The Department of Recreational Sports is now allowing children ages three and four to participate in all 18 sports in its Let’s Play Sports program. The Let’s Play Sports program offers instructional classes for children to learn different sports.
Lindsay Bond, coordinator of adapted recreational sports and Learn to Swim community programs at Ohio State, said the change is part of a complete renovation of the Let’s Play Sports program, which includes a restructuring of class levels.
Previously, only children ages five to 14 were permitted to participate, Bond said.
She said that instead of separating children by age, they are now separated by skill level.
“A child potentially learning the exact same thing in basketball for 5- to 6-year-olds taking a 7- to 8-year-old was not logical,” Bond said. “So, we wanted more structure and a distinct difference between the levels.”

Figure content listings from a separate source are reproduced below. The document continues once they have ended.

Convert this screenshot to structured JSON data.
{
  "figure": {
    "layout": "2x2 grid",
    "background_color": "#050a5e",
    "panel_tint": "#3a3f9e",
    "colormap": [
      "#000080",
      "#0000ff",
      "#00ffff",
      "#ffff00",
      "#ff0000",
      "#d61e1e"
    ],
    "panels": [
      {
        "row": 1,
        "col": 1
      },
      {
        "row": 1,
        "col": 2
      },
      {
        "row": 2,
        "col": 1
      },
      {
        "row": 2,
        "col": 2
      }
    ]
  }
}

She said the change was also brought on by dwindling enrollment.
“Our numbers were starting to be affected by the economy so we knew something had to change to make it worth it for families,” she said.

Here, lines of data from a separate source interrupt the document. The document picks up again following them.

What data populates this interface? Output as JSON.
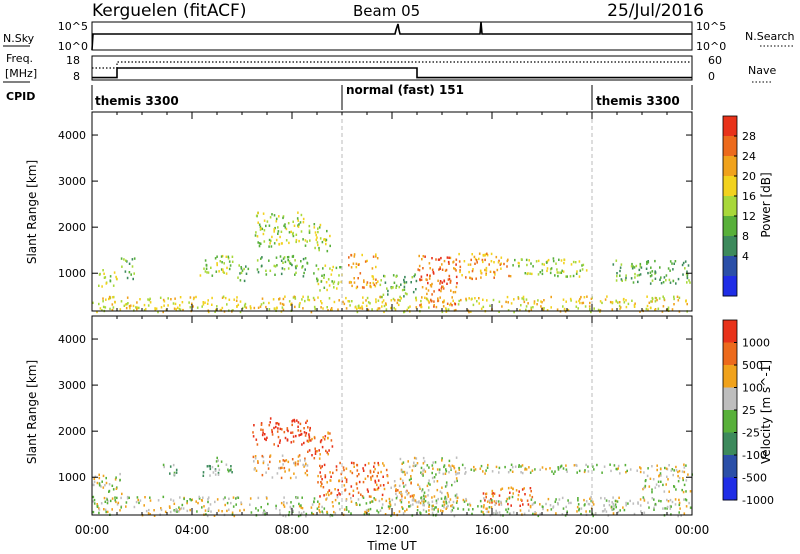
{
  "header": {
    "station": "Kerguelen (fitACF)",
    "beam": "Beam 05",
    "date": "25/Jul/2016"
  },
  "sky_panel": {
    "left_label": "N.Sky",
    "right_label": "N.Search",
    "left_ticks": [
      "10^5",
      "10^0"
    ],
    "right_ticks": [
      "10^5",
      "10^0"
    ]
  },
  "freq_panel": {
    "left_label_line1": "Freq.",
    "left_label_line2": "[MHz]",
    "right_label": "Nave",
    "left_ticks": [
      "18",
      "8"
    ],
    "right_ticks": [
      "60",
      "0"
    ]
  },
  "cpid": {
    "label": "CPID",
    "segments": [
      "themis 3300",
      "normal (fast) 151",
      "themis 3300"
    ]
  },
  "panels": {
    "power": {
      "ylabel": "Slant Range [km]",
      "yticks": [
        "4000",
        "3000",
        "2000",
        "1000"
      ],
      "colorbar_label": "Power [dB]",
      "colorbar_ticks": [
        "28",
        "24",
        "20",
        "16",
        "12",
        "8",
        "4"
      ],
      "colors": [
        "#1f2de6",
        "#2b4fa8",
        "#3d8a5c",
        "#58b03a",
        "#a8d83a",
        "#f2d21e",
        "#f0a21c",
        "#ec6a1c",
        "#e8321a"
      ]
    },
    "velocity": {
      "ylabel": "Slant Range [km]",
      "yticks": [
        "4000",
        "3000",
        "2000",
        "1000"
      ],
      "colorbar_label": "Velocity [m s^-1]",
      "colorbar_ticks": [
        "1000",
        "500",
        "100",
        "25",
        "-25",
        "-100",
        "-500",
        "-1000"
      ],
      "colors": [
        "#1f2de6",
        "#2b4fa8",
        "#3d8a5c",
        "#58b03a",
        "#bebebe",
        "#f0a21c",
        "#ec6a1c",
        "#e8321a"
      ]
    }
  },
  "xaxis": {
    "ticks": [
      "00:00",
      "04:00",
      "08:00",
      "12:00",
      "16:00",
      "20:00",
      "00:00"
    ],
    "label": "Time UT"
  },
  "chart_data": {
    "type": "heatmap",
    "x_range_hours": [
      0,
      24
    ],
    "y_range_km": [
      180,
      4500
    ],
    "cpid_changes_hours": [
      10,
      20
    ],
    "freq_mhz": [
      {
        "x": 0,
        "y": 9
      },
      {
        "x": 1,
        "y": 9
      },
      {
        "x": 1,
        "y": 13
      },
      {
        "x": 13,
        "y": 13
      },
      {
        "x": 13,
        "y": 9
      },
      {
        "x": 24,
        "y": 9
      }
    ],
    "nave": [
      {
        "x": 0,
        "y": 30
      },
      {
        "x": 1,
        "y": 30
      },
      {
        "x": 1,
        "y": 45
      },
      {
        "x": 24,
        "y": 45
      }
    ],
    "power_regions": [
      {
        "x0": 0.2,
        "x1": 1.0,
        "y0": 700,
        "y1": 1100,
        "level": 4
      },
      {
        "x0": 1.1,
        "x1": 1.7,
        "y0": 900,
        "y1": 1350,
        "level": 3
      },
      {
        "x0": 4.3,
        "x1": 5.6,
        "y0": 950,
        "y1": 1450,
        "level": 4
      },
      {
        "x0": 5.8,
        "x1": 6.3,
        "y0": 850,
        "y1": 1300,
        "level": 3
      },
      {
        "x0": 6.5,
        "x1": 8.6,
        "y0": 1600,
        "y1": 2350,
        "level": 4
      },
      {
        "x0": 6.5,
        "x1": 8.6,
        "y0": 950,
        "y1": 1400,
        "level": 3
      },
      {
        "x0": 8.6,
        "x1": 9.5,
        "y0": 1500,
        "y1": 2100,
        "level": 4
      },
      {
        "x0": 8.8,
        "x1": 10.0,
        "y0": 650,
        "y1": 1200,
        "level": 4
      },
      {
        "x0": 10.2,
        "x1": 11.4,
        "y0": 700,
        "y1": 1450,
        "level": 6
      },
      {
        "x0": 11.5,
        "x1": 13.0,
        "y0": 500,
        "y1": 1000,
        "level": 3
      },
      {
        "x0": 13.0,
        "x1": 14.6,
        "y0": 300,
        "y1": 1400,
        "level": 7
      },
      {
        "x0": 14.6,
        "x1": 16.8,
        "y0": 900,
        "y1": 1450,
        "level": 6
      },
      {
        "x0": 16.8,
        "x1": 19.8,
        "y0": 950,
        "y1": 1350,
        "level": 4
      },
      {
        "x0": 20.8,
        "x1": 23.9,
        "y0": 800,
        "y1": 1300,
        "level": 3
      },
      {
        "x0": 0.0,
        "x1": 24.0,
        "y0": 180,
        "y1": 520,
        "level": 5
      }
    ],
    "velocity_regions": [
      {
        "x0": 0.0,
        "x1": 1.2,
        "y0": 650,
        "y1": 1100,
        "level": 4
      },
      {
        "x0": 2.8,
        "x1": 3.4,
        "y0": 1000,
        "y1": 1300,
        "level": 3
      },
      {
        "x0": 4.4,
        "x1": 5.6,
        "y0": 1050,
        "y1": 1450,
        "level": 3
      },
      {
        "x0": 6.4,
        "x1": 8.8,
        "y0": 1700,
        "y1": 2300,
        "level": 7
      },
      {
        "x0": 6.4,
        "x1": 8.6,
        "y0": 1000,
        "y1": 1500,
        "level": 5
      },
      {
        "x0": 8.6,
        "x1": 9.6,
        "y0": 1400,
        "y1": 2000,
        "level": 6
      },
      {
        "x0": 9.0,
        "x1": 11.8,
        "y0": 600,
        "y1": 1350,
        "level": 6
      },
      {
        "x0": 11.8,
        "x1": 12.8,
        "y0": 500,
        "y1": 950,
        "level": 5
      },
      {
        "x0": 12.3,
        "x1": 14.6,
        "y0": 350,
        "y1": 1450,
        "level": 4
      },
      {
        "x0": 13.0,
        "x1": 22.0,
        "y0": 1100,
        "y1": 1300,
        "level": 4
      },
      {
        "x0": 15.6,
        "x1": 17.6,
        "y0": 400,
        "y1": 800,
        "level": 6
      },
      {
        "x0": 22.0,
        "x1": 24.0,
        "y0": 700,
        "y1": 1300,
        "level": 4
      },
      {
        "x0": 0.0,
        "x1": 24.0,
        "y0": 180,
        "y1": 600,
        "level": 4
      }
    ]
  }
}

Chip Whyte, a third-year in accounting, said he has experienced this first hand.
Whyte is the instructor for the Sunday session of Let’s Play Sports flag football program.
He said enrollment has been down in the last two quarters and this one especially.
“It is hard to teach a class when there is only one student,” Whyte said. “It is impossible to play games.”
Bond offered another explanation for why class enrollment has gone down.
“Since we are offering more classes with the restructuring, individual class numbers are low in some sports,” she said.
Matt Terrazzino, the Let’s Play Sports and Active Adult student supervisor, said that despite this, preschool classes have generally had the highest enrollment.
He said soccer and tennis are the most popular sports among all age groups.
Bond said there is a specific lesson plan and curriculum for each sport.
In football, the main goals are teaching children how to stretch properly and proper technique when running and holding onto the ball, Bond said.
Whyte said it is not the curriculum, but the children that provide the biggest challenge.
“These young kids have very short attention spans,” he said. “They get easily distracted by the airplanes flying overhead.”
The programs also offer a chance for students to get involved in the community.
Bond said Whyte is one of about 15 students that work in the Let’s Play Sports program.
She said that the department recruits staff for its summer camp and many of the students then stay on from there to work with Let’s Play Sports.
“Most of them find out about us from word of mouth from friends that work here or submit an application for the department,” she said.
Programs are offered year round but the time of year affects when certain sports are offered.
Parents don’t have to be Recreational Sports members, as member and nonmember rates are offered.
Bond said that the department is, “rolling out marketing for winter classes,” in an effort to boost participation.